M. Jean-Pierre LACAVE : Je crois qu’il y avait une bonne émulation et que les résultats, s’ils n’étaient pas tout à fait à la mesure de nos espérances, allaient néanmoins dans le bon sens. Il est vrai que chacun a son style. Les policiers ont des qualités tout à fait remarquables : ils font un métier dur, plutôt complexe car les ressorts de l’individu, que nous connaissons les uns et les autres, sont difficiles à cerner, mais j’ai trouvé chez eux une très grande loyauté, une très grande disponibilité ainsi qu’un grand professionnalisme. A de rares exceptions près ceux qui n’étaient pas compétents ont été, au bout d’un certain temps, moins employés, si j’ose dire.
Pour ce qui est des gendarmes, ils sont probablement les forces de l’ordre les plus mal à l’aise en Corse, parce qu’ils ont une double mission, celle d’être présents sur le terrain avec leur famille, et celle de lutter contre l’insécurité, ce qui fait qu’ils sont en permanence obligés de composer entre ces deux impératifs. Je n’ai pas toujours trouvé chez eux les mêmes qualités que celles que j’ai pu trouver chez les policiers.
M. le Président : Vous n’êtes pas, vous-même, d’origine policière ?

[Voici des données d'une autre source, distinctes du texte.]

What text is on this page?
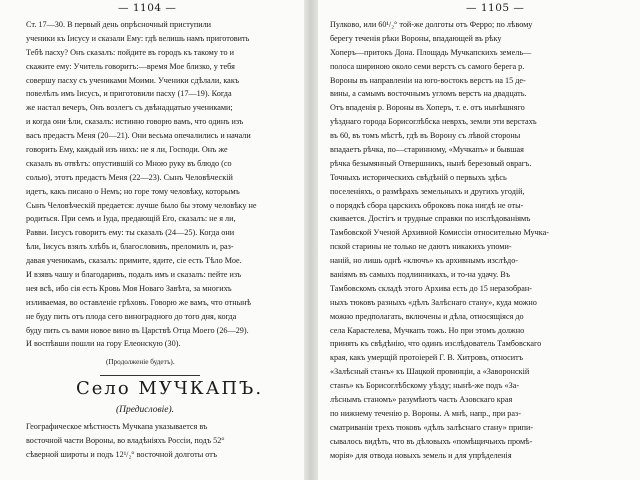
— 1104 —
Ст. 17—30. В первый день опрѣсночный приступили
ученики къ Іисусу и сказали Ему: гдѣ велишь намъ приготовить
Тебѣ пасху? Онъ сказалъ: пойдите въ городъ къ такому то и
скажите ему: Учитель говоритъ:—время Мое близко, у тебя
совершу пасху съ учениками Моими. Ученики сдѣлали, какъ
повелѣлъ имъ Іисусъ, и приготовили пасху (17—19). Когда
же настал вечеръ, Онъ возлегъ съ двѣнадцатью учениками;
и когда они ѣли, сказалъ: истинно говорю вамъ, что одинъ изъ
васъ предастъ Меня (20—21). Они весьма опечалились и начали
говорить Ему, каждый изъ нихъ: не я ли, Господи. Онъ же
сказалъ въ отвѣтъ: опустившій со Мною руку въ блюдо (со
солью), этотъ предастъ Меня (22—23). Сынъ Человѣческій
идетъ, какъ писано о Немъ; но горе тому человѣку, которымъ
Сынъ Человѣческій предается: лучше было бы этому человѣку не
родиться. При семъ и Іуда, предающій Его, сказалъ: не я ли,
Равви. Іисусъ говоритъ ему: ты сказалъ (24—25). Когда они
ѣли, Іисусъ взялъ хлѣбъ и, благословивъ, преломилъ и, раз-
давая ученикамъ, сказалъ: примите, ядите, сіе есть Тѣло Мое.
И взявъ чашу и благодаривъ, подалъ имъ и сказалъ: пейте изъ
нея всѣ, ибо сія есть Кровь Моя Новаго Завѣта, за многихъ
изливаемая, во оставленіе грѣховъ. Говорю же вамъ, что отнынѣ
не буду пить отъ плода сего виноградного до того дня, когда
буду пить съ вами новое вино въ Царствѣ Отца Моего (26—29).
И воспѣвши пошли на гору Елеонскую (30).
(Продолженіе будетъ).
Село МУЧКАПЪ.
(Предисловіе).
Географическое мѣстность Мучкапа указывается въ
восточной части Вороны, во владѣніяхъ Россіи, подъ 52°
сѣверной широты и подъ 12¹/₂° восточной долготы отъ
— 1105 —
Пулково, или 60¹/₂° той-же долготы отъ Ферро; по лѣвому
берегу теченія рѣки Вороны, впадающей въ рѣку
Хоперъ—притокъ Дона. Площадь Мучкапскихъ земель—
полоса шириною около семи верстъ съ самого берега р.
Вороны въ направленіи на юго-востокъ верстъ на 15 де-
вины, а самымъ восточнымъ угломъ верстъ на двадцать.
Отъ впаденія р. Вороны въ Хоперъ, т. е. отъ нынѣшняго
уѣзднаго города Борисоглѣбска неврхъ, земли эти верстахъ
въ 60, въ томъ мѣстѣ, гдѣ въ Ворону съ лѣвой стороны
впадаетъ рѣчка, по—старинному, «Мучкапъ» и бывшая
рѣчка безымянный Отвершникъ, нынѣ березовый оврагъ.
Точныхъ историческихъ свѣдѣній о первыхъ здѣсь
поселеніяхъ, о размѣрахъ земельныхъ и другихъ угодій,
о порядкѣ сбора царскихъ оброковъ пока нигдѣ не оты-
скивается. Достігъ и трудные справки по изслѣдованіямъ
Тамбовской Ученой Архивной Комиссіи относительно Мучка-
пской старины не только не даютъ никакихъ упоми-
наній, но лишь однѣ «ключъ» къ архивнымъ изслѣдо-
ваніямъ въ самыхъ подлинникахъ, и то-на удачу. Въ
Тамбовскомъ складѣ этого Архива есть до 15 неразобран-
ныхъ тюковъ разныхъ «дѣлъ Залѣснаго стану», куда можно
можно предполагать, включены и дѣла, относящіяся до
села Карастелева, Мучкапъ тожъ. Но при этомъ должно
принять къ свѣдѣнію, что одинъ изслѣдователь Тамбовскаго
края, какъ умерщій протоіерей Г. В. Хитровъ, относитъ
«Залѣсный станъ» къ Шацкой провинціи, а «Заворонскій
станъ» къ Борисоглѣбскому уѣзду; нынѣ-же подъ «За-
лѣснымъ станомъ» разумѣютъ часть Азовскаго края
по нижнему теченію р. Вороны. А мнѣ, напр., при раз-
сматриваніи трехъ тюковъ «дѣлъ залѣснаго стану» припи-
сывалось видѣть, что въ дѣловыхъ «помѣщичьихъ промѣ-
морія» для отвода новыхъ земель и для упрѣделенія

M. Jean-Pierre LACAVE : Pas du tout ! Je suis plutôt d’origine, non pas gendarmesque mais militaire, puisque je suis un ancien officier : j’ai passé quinze ans de ma vie dans l’armée française avant de faire un virage vers la préfectorale, à trente-cinq ans. Par conséquent, j’ai plutôt des accointances, une affinité avec les militaires, mais cette affinité ne veut pas dire pour autant que les militaires se soient montrés plus efficaces pour m’aider dans ma tâche de responsable, si ce n’est, peut-être, dans l’utilisation de l’EOGM (Elément organique de gendarmerie mobile) regroupant 3 escadrons de gendarmerie mobile, à travers le groupement des gendarmes mobiles des trois escadrons affectés de façon permanente en Corse qui, durant ces deux années, ont accompli un travail remarquable.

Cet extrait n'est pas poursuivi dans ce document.